Fig. 5

CSE Exposure Inhibits Cell Growth and Induces Apoptosis via Reactive Oxygen Species Mediates in HEPM Cells. (A) CCK-8 assay results demonstrating the viability of HEPM cells exposed to different concentrations of CSE for 24 h, 48 h, and 72 h. (B, C) Flow cytometry analysis of apoptosis in HEPM cells exposed to 1 %, 2 %, and 5 % CSE for 24 h using Annexin V-FITC/PI double staining. (D, E) Western blot assays showing the expression of apoptosis-associated proteins (cleaved-PARP, cleaved-caspase-3, bax, bcl-2) in HEPM cells exposed to 1 %, 2 %, and 5 % CSE for 24 h.
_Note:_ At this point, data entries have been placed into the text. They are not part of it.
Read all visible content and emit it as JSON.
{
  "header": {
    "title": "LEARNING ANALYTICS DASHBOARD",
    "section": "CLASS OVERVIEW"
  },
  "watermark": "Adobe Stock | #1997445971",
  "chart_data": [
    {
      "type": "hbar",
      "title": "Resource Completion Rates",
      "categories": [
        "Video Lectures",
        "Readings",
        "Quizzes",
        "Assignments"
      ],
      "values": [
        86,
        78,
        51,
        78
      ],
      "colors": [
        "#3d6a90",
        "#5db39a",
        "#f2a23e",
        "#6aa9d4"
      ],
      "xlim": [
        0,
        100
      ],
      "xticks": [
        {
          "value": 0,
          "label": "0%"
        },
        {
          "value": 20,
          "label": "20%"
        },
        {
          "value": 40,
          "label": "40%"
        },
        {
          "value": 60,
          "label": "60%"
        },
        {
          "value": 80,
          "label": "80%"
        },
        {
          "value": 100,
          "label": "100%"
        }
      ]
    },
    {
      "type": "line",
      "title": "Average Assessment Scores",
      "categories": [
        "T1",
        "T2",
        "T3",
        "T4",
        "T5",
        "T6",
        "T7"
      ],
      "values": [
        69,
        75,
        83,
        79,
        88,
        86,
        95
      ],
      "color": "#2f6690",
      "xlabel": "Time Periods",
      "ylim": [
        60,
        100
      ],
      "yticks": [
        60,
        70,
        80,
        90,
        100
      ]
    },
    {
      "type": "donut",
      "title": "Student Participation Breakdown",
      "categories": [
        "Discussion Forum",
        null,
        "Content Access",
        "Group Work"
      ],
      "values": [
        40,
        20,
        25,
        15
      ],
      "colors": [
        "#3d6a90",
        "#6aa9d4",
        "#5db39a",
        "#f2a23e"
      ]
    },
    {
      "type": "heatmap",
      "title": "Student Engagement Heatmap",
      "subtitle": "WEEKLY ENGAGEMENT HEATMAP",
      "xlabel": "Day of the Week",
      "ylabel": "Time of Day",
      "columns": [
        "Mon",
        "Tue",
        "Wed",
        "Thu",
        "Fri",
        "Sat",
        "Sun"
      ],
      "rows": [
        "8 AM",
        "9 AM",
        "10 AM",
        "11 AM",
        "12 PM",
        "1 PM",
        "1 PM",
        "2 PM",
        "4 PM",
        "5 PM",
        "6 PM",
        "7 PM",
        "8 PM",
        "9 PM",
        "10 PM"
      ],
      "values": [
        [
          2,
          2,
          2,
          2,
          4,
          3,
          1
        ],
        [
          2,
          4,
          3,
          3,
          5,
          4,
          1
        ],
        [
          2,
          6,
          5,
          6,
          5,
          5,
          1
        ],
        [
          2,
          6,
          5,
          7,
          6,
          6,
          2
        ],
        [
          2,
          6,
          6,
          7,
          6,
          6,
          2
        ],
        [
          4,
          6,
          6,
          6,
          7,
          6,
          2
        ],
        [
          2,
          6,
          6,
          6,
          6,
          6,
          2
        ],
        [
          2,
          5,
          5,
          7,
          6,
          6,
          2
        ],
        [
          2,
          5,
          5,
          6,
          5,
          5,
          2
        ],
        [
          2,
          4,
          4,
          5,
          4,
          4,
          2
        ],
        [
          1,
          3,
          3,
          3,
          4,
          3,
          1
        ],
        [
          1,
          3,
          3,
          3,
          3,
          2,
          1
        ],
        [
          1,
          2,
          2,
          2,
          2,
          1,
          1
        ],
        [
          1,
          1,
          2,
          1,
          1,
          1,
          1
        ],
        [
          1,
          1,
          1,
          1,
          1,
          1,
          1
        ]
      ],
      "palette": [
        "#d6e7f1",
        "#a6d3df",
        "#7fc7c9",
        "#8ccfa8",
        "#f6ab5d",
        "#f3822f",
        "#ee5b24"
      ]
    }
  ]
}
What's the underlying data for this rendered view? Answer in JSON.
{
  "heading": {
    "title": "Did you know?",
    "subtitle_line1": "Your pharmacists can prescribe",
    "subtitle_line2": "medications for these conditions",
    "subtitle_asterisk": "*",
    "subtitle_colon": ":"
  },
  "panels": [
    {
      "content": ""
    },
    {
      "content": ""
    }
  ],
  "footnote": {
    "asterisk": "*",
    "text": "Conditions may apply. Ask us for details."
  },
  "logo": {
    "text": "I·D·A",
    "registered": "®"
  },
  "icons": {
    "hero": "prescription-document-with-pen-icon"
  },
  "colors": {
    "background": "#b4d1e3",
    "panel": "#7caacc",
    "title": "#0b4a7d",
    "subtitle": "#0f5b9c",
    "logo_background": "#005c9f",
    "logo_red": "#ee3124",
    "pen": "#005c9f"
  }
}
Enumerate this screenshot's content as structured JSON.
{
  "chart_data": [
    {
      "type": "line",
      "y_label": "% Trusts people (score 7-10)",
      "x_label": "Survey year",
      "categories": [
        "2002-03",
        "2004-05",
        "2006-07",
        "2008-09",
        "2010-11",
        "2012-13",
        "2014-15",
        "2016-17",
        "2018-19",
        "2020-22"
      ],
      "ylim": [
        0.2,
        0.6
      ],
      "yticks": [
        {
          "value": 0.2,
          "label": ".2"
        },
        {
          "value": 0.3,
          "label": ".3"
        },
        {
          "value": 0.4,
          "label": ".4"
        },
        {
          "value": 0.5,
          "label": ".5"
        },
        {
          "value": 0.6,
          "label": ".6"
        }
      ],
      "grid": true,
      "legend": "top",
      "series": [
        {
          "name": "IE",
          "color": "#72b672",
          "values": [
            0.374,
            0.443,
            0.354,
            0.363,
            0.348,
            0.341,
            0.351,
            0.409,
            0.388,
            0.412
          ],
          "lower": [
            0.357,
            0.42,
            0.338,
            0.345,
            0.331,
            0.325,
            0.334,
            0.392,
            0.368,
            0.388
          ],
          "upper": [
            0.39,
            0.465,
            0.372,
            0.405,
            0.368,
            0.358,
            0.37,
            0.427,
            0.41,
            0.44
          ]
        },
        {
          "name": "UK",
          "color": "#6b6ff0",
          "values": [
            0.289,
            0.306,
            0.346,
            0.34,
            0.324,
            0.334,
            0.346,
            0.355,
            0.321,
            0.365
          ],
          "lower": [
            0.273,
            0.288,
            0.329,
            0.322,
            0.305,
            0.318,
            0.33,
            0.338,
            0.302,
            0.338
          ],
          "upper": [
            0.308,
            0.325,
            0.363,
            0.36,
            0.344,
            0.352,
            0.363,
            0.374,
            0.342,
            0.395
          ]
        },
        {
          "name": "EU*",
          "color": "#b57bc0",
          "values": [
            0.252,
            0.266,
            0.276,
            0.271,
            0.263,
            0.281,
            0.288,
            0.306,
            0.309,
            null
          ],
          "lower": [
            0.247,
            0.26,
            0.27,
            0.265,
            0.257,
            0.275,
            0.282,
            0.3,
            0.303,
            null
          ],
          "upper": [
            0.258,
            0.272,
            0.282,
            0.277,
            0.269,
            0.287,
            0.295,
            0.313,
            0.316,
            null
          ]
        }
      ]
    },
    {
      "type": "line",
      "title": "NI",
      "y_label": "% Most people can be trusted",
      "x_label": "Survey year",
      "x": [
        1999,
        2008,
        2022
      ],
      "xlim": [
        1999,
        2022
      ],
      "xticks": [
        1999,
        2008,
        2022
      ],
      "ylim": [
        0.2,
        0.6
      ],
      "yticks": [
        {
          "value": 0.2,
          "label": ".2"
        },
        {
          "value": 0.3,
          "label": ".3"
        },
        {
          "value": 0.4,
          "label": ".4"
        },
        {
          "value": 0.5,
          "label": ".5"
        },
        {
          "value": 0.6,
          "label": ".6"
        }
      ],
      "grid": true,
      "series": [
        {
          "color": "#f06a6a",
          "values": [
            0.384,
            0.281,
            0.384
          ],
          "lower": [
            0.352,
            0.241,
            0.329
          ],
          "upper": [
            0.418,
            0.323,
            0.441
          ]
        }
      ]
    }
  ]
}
Glyceraldehyde-3-Phosphate Dehydrogenase (GAPDH) served as a loading control. HEPM cells were treated with DMSO or NAC (reactive oxygen species (ROS) scavenger), along with 5 % CSE exposure. (F) Cell viability detected by CCK-8 assay. (G, H) Bar charts showed ROS and mitochondrial membrane potential quantitative data by flow cytometry. Results are presented as mean ± SD. (n=3, *p < 0.05, **p < 0.01, ***p < 0.001).